Coal fires New Mangalore Port cargo growth

A. J. Vinayak | Updated on March 12, 2018

Facilities such as harbour mobile cranes and deep-draught berth aregiving a push to coal cargo movement at the New Mangalore Port.

Coal is emerging as an important cargo for New Mangalore Port Trust (NMPT). A growth of 118 per cent in the handling of coal cargo during the first eight months of the current fiscal is an indication of this.

The port, which once thrived on iron ore fines (IOF) cargo, was affected when the export of iron ore was stopped by the Karnataka Government. Of the total 36.69 million tonnes (MT) of cargo handled during 2008-09, the share of IOF was 8.12 MT. It was an all-time high in the handling of IOF cargo in the history of the port.

Surpassing iron ore

The once-thriving IOF was relegated to the position of a minor commodity in 2011-12. Of the 32.94 MT of total cargo handling at the port, IOF’s share was only 49,000 tonnes.

Coal cargo is now filling the void created by IOF at the port. In 2011-12, the port handled 4.02 MT of coal cargo.

Surpassing this figure in the first eight months of 2012-13, the port handled 4.4 MT of coal cargo in the first eight months of 2012-13 as against 2.04 MT in the corresponding period of previous fiscal. Of this, the Udupi Thermal Power Corporation (UPCL) handled around 16.31 lakh tonnes against 9.30 lakh tonnes in the year-ago period. The other private players in the hinterland areas, such as Bellary, handled around 2.77 MT (1.11 MT) of coal during the period.

During April-November of 2012-13, all the major ports in the country handled a total of 55.92 MT of coal cargo.

The other major ports such as Paradip, Ennore, Visakhapatnam and Mormugao handled 16.36 MT, 8.92 MT, 6.61 MT and 4.93 MT during the period.

P. Tamilvanan, Chairman of NMPT, told Business Line that coal will contribute a significant share to the cargo movement at the port during the current financial year.

Better facilities help

Facilities in the form of a deep-draught berth and harbour mobile cranes to handle gearless vessels and good railway connectivity are boosting this growth, he said.

Explaining this, Tamilvanan said that the port is not putting the coal vessel everywhere. It segregates the vessel so that coal is handled in a particular berth. The berth no. 14 with a draught of 14 metres is used for this.
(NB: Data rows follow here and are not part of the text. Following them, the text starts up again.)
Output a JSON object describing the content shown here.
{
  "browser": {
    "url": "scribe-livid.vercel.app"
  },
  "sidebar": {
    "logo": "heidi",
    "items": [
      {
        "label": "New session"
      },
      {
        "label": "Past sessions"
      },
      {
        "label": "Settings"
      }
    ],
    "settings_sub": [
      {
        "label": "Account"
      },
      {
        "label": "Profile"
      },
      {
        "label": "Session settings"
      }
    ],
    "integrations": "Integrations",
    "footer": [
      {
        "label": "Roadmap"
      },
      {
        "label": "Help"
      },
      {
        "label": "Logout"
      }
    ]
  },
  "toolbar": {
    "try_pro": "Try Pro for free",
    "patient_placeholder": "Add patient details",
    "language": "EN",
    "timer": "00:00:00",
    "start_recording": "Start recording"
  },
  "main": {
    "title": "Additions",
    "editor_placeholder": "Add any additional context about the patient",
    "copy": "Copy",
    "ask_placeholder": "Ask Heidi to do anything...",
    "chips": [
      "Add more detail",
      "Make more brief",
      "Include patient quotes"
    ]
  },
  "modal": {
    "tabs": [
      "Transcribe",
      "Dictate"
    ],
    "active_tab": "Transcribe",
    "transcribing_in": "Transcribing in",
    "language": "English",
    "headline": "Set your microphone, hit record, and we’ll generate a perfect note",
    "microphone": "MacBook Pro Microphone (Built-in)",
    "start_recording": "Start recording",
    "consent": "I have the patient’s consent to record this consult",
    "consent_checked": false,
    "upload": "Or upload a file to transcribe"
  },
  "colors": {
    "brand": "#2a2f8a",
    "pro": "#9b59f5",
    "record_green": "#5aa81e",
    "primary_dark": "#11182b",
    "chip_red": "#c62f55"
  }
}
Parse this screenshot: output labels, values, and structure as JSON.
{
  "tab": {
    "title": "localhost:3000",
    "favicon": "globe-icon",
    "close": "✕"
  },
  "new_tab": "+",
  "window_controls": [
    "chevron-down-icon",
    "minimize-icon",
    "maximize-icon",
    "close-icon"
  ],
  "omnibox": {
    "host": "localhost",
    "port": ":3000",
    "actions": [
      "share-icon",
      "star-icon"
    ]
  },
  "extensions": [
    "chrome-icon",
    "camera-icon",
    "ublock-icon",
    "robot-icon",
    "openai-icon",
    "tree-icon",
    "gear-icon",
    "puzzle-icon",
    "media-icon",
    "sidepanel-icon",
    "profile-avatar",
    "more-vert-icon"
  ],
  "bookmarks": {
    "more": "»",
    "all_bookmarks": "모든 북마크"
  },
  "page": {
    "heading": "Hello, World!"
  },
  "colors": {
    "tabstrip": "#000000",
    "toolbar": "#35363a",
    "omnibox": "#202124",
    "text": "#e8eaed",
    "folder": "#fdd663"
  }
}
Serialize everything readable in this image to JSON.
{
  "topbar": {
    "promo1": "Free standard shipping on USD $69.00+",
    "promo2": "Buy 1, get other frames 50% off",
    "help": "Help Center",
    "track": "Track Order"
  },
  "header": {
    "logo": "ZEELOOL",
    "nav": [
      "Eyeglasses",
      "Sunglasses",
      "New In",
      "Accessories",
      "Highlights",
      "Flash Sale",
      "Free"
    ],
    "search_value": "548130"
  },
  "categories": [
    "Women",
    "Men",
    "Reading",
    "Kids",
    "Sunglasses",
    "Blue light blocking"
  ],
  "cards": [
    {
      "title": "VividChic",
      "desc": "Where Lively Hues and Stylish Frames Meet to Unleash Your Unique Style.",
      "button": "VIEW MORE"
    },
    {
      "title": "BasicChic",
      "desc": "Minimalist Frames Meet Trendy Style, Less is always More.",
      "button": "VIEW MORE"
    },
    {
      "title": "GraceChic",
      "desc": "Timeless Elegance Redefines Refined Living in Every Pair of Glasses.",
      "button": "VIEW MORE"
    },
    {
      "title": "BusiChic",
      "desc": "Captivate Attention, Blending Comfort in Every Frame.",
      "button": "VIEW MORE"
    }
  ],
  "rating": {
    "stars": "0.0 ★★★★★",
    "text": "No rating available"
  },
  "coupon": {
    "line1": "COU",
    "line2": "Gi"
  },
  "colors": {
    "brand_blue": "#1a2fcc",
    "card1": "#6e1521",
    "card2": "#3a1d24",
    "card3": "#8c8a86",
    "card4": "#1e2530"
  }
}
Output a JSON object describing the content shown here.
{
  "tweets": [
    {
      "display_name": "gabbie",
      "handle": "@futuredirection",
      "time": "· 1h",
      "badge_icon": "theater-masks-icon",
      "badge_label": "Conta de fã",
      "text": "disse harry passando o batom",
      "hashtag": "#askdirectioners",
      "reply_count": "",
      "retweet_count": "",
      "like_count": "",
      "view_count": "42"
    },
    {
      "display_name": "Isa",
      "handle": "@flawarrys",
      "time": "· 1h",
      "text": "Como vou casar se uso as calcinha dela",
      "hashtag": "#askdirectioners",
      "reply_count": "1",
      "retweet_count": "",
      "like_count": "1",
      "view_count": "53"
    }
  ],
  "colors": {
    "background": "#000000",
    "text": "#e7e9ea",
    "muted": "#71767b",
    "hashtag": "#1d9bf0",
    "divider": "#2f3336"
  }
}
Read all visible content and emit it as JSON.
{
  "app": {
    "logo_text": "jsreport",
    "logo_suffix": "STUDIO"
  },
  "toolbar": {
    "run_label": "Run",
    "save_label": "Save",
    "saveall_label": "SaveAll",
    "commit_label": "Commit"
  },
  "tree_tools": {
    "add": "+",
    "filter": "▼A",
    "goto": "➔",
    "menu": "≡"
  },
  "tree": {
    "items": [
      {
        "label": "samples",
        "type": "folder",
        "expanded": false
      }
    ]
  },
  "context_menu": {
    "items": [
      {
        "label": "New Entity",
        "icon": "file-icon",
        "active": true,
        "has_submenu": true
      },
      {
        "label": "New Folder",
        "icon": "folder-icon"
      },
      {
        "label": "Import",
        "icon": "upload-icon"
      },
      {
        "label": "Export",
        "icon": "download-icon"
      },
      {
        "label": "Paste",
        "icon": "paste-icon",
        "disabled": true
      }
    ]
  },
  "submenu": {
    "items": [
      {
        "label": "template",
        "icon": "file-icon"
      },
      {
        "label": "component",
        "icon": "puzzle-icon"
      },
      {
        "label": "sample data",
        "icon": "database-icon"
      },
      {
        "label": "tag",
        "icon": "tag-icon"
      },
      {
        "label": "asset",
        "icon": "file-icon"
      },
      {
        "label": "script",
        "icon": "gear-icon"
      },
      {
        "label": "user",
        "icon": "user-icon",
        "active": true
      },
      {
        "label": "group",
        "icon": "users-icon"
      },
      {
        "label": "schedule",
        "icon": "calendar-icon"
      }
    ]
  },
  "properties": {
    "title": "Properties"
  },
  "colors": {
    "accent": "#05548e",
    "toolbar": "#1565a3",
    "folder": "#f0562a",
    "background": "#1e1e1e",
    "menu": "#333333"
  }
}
With the help of harbour mobile crane at the port, gearless vessels with 90,000 DWT (deadweight tonnage) can be handled comfortably without any delay in that berth, he said.

Gearless vessels are ships without cranes or conveyors. These ships depend on shore-based equipment at their ports of call for loading and discharging.

UPCL, which operates a 1,200-MW thermal power station 25 km north of NMPT in the nearby Udupi district, handles coal cargo in its dedicated berth at the port. UPCL, which is a Lanco Group company, expects to receive around three to four MT of coal a year. Cargo discharged at the port is transported in closed wagons to the thermal plant site in Udupi district.

Tamilvanan said that there are lot of enquiries from various coal users in the hinterland areas such as Bellary and Hassan, and they want to transport the cargo from New Mangalore Port.

Railway cargo

The port, which had five railway lines in its limits a few years ago, now has 14 lines. This has helped in the handling of more and more cargoes at the port, he said.

In fact, coal cargo has contributed significantly for the cargo profile of Hassan-Mangalore Rail Development Company Ltd (HMRDC) during 2011-12. HMRDC was set up in 2003 as a joint venture between the Karnataka Government and the Railways to take over the gauge conversion of the Hassan-Mangalore railway line. NMPT is a strategic partner with a shareholding of 8.93 per cent in the company.

Coal, which contributed five per cent to the gross revenue of HMRDC in 2010-11, was the second major contributor with 22 per cent share in the gross revenue during 2011-12.

During the current financial year, coal is emerging as the major commodity for the cargo profile of HMRDC also. Coal contributed 45.49 per cent to the gross revenue of HMRDC during April-October in 2012-13.

Tamilvanan said that railway-bound cargoes from New Mangalore Port have also seen a growth in the first eight months of the current fiscal. The port handled 3.8 MT of railway-bound cargo (2.36 MT) during the period with coal being the major component in that.

Earlier, there used to be shortage of rakes for coal movement. Now there is no such problem. Proper coordination by NMPT between all the agencies concerned and the users is helping in the growth of railway-bound cargo also, he said.

Betting hopes on coal cargo, Tamilvanan said the port will be able to cross total cargo handling figures of the last fiscal. “The port handled 32.94 MT in 2011-12. I am confident of touching 34 MT during 2012-13,” he added.